Critical Cryptocat group chat bug fixed

A critical security vulnerability in Cryptocat versions older than 2.0.42 has been patched and developers are urging users to update to the latest available version of the encrypted online chatting app.

According to their Thursday blog post, the vulnerability was discovered by a volunteer named Steve Thomas a few weeks ago, and allowed any conversations had over Cryptocat’s group chat function between versions 2.0 and 2.0.42 to be easily cracked via a brute force attack.

“Private chats are not affected: Private queries (1-on-1) are handled over the OTR protocol, and are therefore completely unaffected by this bug. Their security was not weakened,” they also made sure to note.

“Our SSL keys are safe: For some reason, there are rumors that our SSL keys were compromised. To the best of our knowledge, this is not the case. All Cryptocat data still passed over SSL, and that offers a small layer of protection that may help with this issue. Of course, it does not in any way save from the fact that due to our blunder, seven months of conversations were easier to crack,” they explained, and apologized for making the mistake.

The announcement was apparently a reaction to Steve Thomas’ own blog post in which he urged users who used Cryptocat from October 17th, 2011 to June 15th, 2013 to assume their messages were compromised.

“There was a bug in the generation of ECC private keys that went unchecked for 347 days,” he wrote, saying that the flaw made the ECC private keys “ridiculously small” and, therefore, easily crackable.

To prove his point, he created Decryptocat, a tool that at cracks those keys in Cryptocat versions 1.1.147 through 2.0.41.

Despite helping the project, Thomas obviously does not have a high opinion of Cryptocat’s developers.

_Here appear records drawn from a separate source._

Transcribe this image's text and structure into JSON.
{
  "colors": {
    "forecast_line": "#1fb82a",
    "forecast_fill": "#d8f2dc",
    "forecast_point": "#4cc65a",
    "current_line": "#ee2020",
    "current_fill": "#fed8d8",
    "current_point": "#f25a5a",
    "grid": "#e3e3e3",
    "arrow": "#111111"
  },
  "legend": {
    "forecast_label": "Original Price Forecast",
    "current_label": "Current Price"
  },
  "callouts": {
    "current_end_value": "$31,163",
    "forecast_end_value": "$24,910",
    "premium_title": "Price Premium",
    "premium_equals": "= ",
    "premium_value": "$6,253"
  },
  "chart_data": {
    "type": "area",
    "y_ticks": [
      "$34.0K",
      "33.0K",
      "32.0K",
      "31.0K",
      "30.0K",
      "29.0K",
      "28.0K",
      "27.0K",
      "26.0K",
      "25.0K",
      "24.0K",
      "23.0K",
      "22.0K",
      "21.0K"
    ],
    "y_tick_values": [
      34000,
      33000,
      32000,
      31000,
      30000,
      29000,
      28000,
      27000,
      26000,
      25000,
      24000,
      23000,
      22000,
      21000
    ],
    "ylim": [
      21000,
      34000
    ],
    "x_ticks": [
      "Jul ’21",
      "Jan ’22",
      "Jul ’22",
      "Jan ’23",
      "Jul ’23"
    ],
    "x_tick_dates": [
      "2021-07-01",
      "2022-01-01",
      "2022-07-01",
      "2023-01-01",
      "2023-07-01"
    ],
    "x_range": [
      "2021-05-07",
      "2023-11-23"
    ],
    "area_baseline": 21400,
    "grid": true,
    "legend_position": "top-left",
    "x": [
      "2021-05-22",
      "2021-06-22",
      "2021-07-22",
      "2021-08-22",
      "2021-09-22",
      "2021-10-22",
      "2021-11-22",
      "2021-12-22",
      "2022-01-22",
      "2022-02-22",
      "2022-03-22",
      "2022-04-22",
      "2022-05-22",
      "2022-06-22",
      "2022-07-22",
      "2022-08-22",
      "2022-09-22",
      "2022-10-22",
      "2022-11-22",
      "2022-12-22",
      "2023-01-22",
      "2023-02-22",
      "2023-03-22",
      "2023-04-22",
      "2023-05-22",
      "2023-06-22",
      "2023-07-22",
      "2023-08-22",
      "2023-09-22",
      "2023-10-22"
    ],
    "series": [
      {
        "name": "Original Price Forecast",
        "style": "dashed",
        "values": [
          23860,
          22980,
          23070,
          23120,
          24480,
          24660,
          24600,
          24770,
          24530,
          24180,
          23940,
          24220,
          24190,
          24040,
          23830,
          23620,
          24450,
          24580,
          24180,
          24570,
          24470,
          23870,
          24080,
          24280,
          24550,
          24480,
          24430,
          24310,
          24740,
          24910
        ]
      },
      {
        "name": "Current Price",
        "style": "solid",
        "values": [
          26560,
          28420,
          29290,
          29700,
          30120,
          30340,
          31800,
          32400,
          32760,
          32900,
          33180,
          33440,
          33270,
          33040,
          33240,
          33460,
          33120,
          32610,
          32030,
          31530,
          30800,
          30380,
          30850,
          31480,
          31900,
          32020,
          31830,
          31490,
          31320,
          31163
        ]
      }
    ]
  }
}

“Cryptocat is run by people that don’t know crypto, make stupid mistakes, and not enough eyes are looking at their code to find the bugs,” he says. “Cryptocat tried BPKDF2, RSA, Diffie-Hellman, and ECC and managed to mess them all up because they used iterations or key sizes less than the minimums [sic].”

He advises users not to use Cryptocat as “there’s no telling how long it will be until they break their public key encryption.”